親族の結婚式に参列したら、引き出物がありませんでした。そういうケースはありますか?

引き出物とは

そもそも引き出物とは、結婚式に参列した方へ感謝の気持ちを込めて渡す記念品です。引き出物は、平安時代から始まりました。貴族が宴の際、庭先に馬を「引き出し」招待客へ贈ったことが起源です。時代の流れとともに馬から金品に変化し、やがて宴の招待客に手渡す土産を「引き出物」と呼ぶようになりました。

近年では意味合いが少し変わり、参列者からいただいたご祝儀に対するお礼やお返しのイメージが強くなっています。そのため、ご祝儀1つに対して引き出物を1つ渡すのがマナーです。昔はお土産としての意味が強かったため、参列者全員に同じ物を送っていましたが、現在はご祝儀の金額や間柄で引き出物を分ける傾向があります。

引き出物は結婚式だけではなく、法事の際に参列者からのお供え物のお返しとして送る際にも用意します。

引き出物がないのはOK?

ご祝儀をいただいた場合は、引き出物を参列者に渡すのがマナーです。そのため、親戚であってもご祝儀を渡した場合には、引き出物を贈るのが一般的でしょう。

家族婚を行う際は、事前に「ご祝儀はご遠慮ください」と参列者に伝えている場合も少なくないようです。結婚式を開催する側がご祝儀を辞退している場合は、引き出物はないでしょう。

会費制の結婚式の引き出物は

会費制の結婚式でも引き出物を用意するのが一般的です。参列者が一律の会費を払って行う「会員制結婚式」は、気軽に参加でき、自由な挙式スタイルが行えるため人気があります。会費制結婚式の一番の特徴は、ご祝儀が必要ないことです。

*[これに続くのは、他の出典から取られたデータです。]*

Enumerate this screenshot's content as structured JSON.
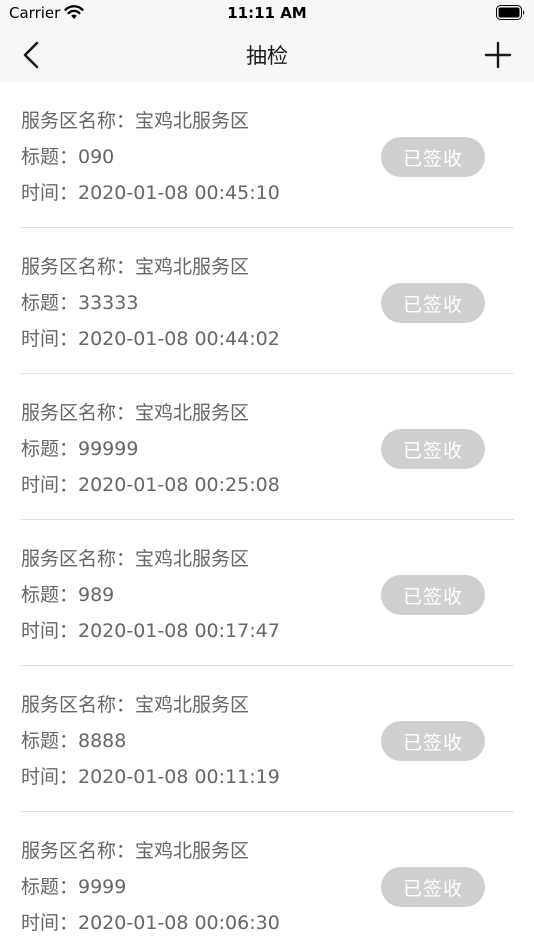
{
  "status_bar": {
    "carrier": "Carrier",
    "time": "11:11 AM"
  },
  "nav": {
    "title": "抽检",
    "back_icon": "chevron-left-icon",
    "add_icon": "plus-icon"
  },
  "colors": {
    "bar_background": "#f7f7f7",
    "text_gray": "#666666",
    "button_gray": "#cfcfcf",
    "divider": "#e2e2e2"
  },
  "items": [
    {
      "service_area": "服务区名称：宝鸡北服务区",
      "title": "标题：090",
      "time": "时间：2020-01-08 00:45:10",
      "status": "已签收"
    },
    {
      "service_area": "服务区名称：宝鸡北服务区",
      "title": "标题：33333",
      "time": "时间：2020-01-08 00:44:02",
      "status": "已签收"
    },
    {
      "service_area": "服务区名称：宝鸡北服务区",
      "title": "标题：99999",
      "time": "时间：2020-01-08 00:25:08",
      "status": "已签收"
    },
    {
      "service_area": "服务区名称：宝鸡北服务区",
      "title": "标题：989",
      "time": "时间：2020-01-08 00:17:47",
      "status": "已签收"
    },
    {
      "service_area": "服务区名称：宝鸡北服务区",
      "title": "标题：8888",
      "time": "时间：2020-01-08 00:11:19",
      "status": "已签收"
    },
    {
      "service_area": "服务区名称：宝鸡北服务区",
      "title": "标题：9999",
      "time": "时间：2020-01-08 00:06:30",
      "status": "已签收"
    }
  ]
}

しかし、会費制結婚式であっても、引き出物を一切用意しないケースは少ないようです。そのため、通常の結婚式のような引き出物を用意する必要はありませんが、参加してくれた気持ちを込めて、簡単な手土産程度の引き出物を用意しておくとよいでしょう。

引き出物の内容と相場

引き出物の内容は、記念品、引き菓子、縁起物の3種類を含みます。記念品は、ご祝儀の10%といわれており、引き菓子と縁起物は、1000円から1500円です(表1)。

表1

筆者作成

友人や同僚などへのご祝儀の金額は3万円、親族や上司などへのご祝儀は5万円のため、引き出物は5000円から1万円が一般的です。

会員制結婚式の場合は、会費の10%程度が引き出物の目安となります(表2)。

表2

筆者作成

どちらもあくまで相場であるため、引き出物の金額は事前に親族と話し合って決めるのもよいでしょう。

後日配送の場合も

最近では、引き出物を結婚式当日に渡すのではなく、直接自宅に郵送する場合もあります。結婚式当日に引き出物を渡すと、参列者の荷物になってしまいます。後日自宅に郵送されれば持って帰る手間がかからずため、参列者への配慮にもなるでしょう。

引き出物は結婚式当日にもらうものであると考えている方も少なくありません。引き出物を後日郵送する場合、主催者は事前に引き出物を後日郵送する旨を伝えておきましょう。

結婚式でご祝儀を受け取る際は引き出物を用意しよう

一般的な結婚式でも会員制結婚式でも、引き出物は参列者に対する感謝の気持ちやお礼の意味があります。しかし、それぞれに事情があるため、引き出物がないケースもあるでしょう。ですが、結婚式を行う際は、可能であれば引き出物を準備するのがよいかもしれません。